Tuesday, November 15, 2011

Chicken with Lemon and Sage

This is a Jamie Oliver recipe, originally titled "Chicken in Milk," and while that is technically accurate, it's not particularly an appetizing name. When I brought this to a family with four kids for dinner last night, I decided to rename it "Chicken with Lemon and Sage." PS - I love sage.

The Jamie Oliver recipe is for roasting a whole chicken. I like eating Costco rotisserie chickens (delicious and ridiculously cheap!), and I like making chicken stock out of the chicken carcass, but I don't really care for roasting my own chicken and getting enough chicken off of the bones to feed a crowd. So I used a package of boneless, skinless chicken thighs. In this case, I think thighs work much better than breasts because the dark meat stays moist during roasting and the fat adds more flavor.

I thought this turned out really, really well. I've done this recipe once before, with a whole chicken, but I think I actually liked this better. Bonus: it was faster, easier and cheaper.

Try it; I think you'll like it. (And consider doing a butternut squash risotto as a side - the sage in both dishes means that they pair well, and if you do the risotto with short-grain brown rice, it's really healthy and hearty!)

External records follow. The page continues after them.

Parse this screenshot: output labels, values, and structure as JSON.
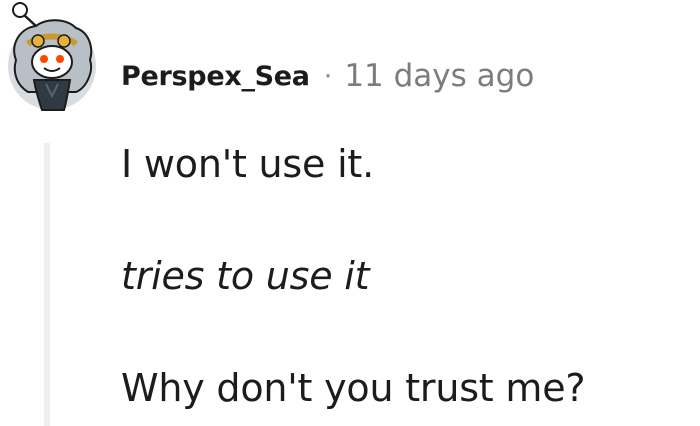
{
  "comment": {
    "username": "Perspex_Sea",
    "separator": "·",
    "timestamp": "11 days ago",
    "body": {
      "line1": "I won't use it.",
      "line2": "tries to use it",
      "line3": "Why don't you trust me?"
    }
  },
  "icons": {
    "avatar": "reddit-snoo-avatar-icon"
  },
  "colors": {
    "username": "#1c1c1c",
    "meta": "#7c7c7c",
    "thread_line": "#edeff1",
    "avatar_bg": "#d9dce0",
    "accent_orange": "#ff4500"
  }
}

Chicken with Lemon and Sage
adapted from Jamie Oliver's Chicken in Milk

Ingredients:

5 lbs chicken thighs, boneless and skinless
2 T butter + 2 T olive oil
salt and freshly ground pepper
zest of 2 lemons
1 1/2 teaspoons rubbed sage
2 teaspoons minced garlic
1/2 cinnamon stick
2 cups whole milk (I used 1/2 cup half-and-half and 1 1/2 cups skim milk)

Directions:

Preheat your oven to 400 degrees F.

Heat the butter and olive oil on the stovetop over medium-high in a dutch oven (or a moderately deep pan that can also go in the oven). Pat dry the chicken thighs and generously season with salt and pepper. Drop the chicken thighs into the pan and brown them well on both sides. Remove the chicken to a plate and dump out the oil/butter, but do not scrape out the browned bits on the bottom (you'll want these to flavor the sauce that the chicken bakes in).

Add the chicken back to the pan and nestle the cinnamon stick into the middle of the chicken. Sprinkle the chicken thighs with sage, garlic and lemon zest, and then pour the milk over the chicken. Place in the oven and bake for around an hour, basting the chicken with the milk mixture every 10 minutes or so.

Jamie Oliver recommends serving this with mashed potatoes so that you can spoon the milky sauce (which will have probably formed some curds because that is what lemon/acid does to milk) over the potatoes. We just spooned it over the chicken and, as I said above, ate it with a side of salad and butternut squash risotto.

1 comment:

Nicole Gamble said...

Great recipe ! I just made it! It`s delicious!!! Thanks for sharing!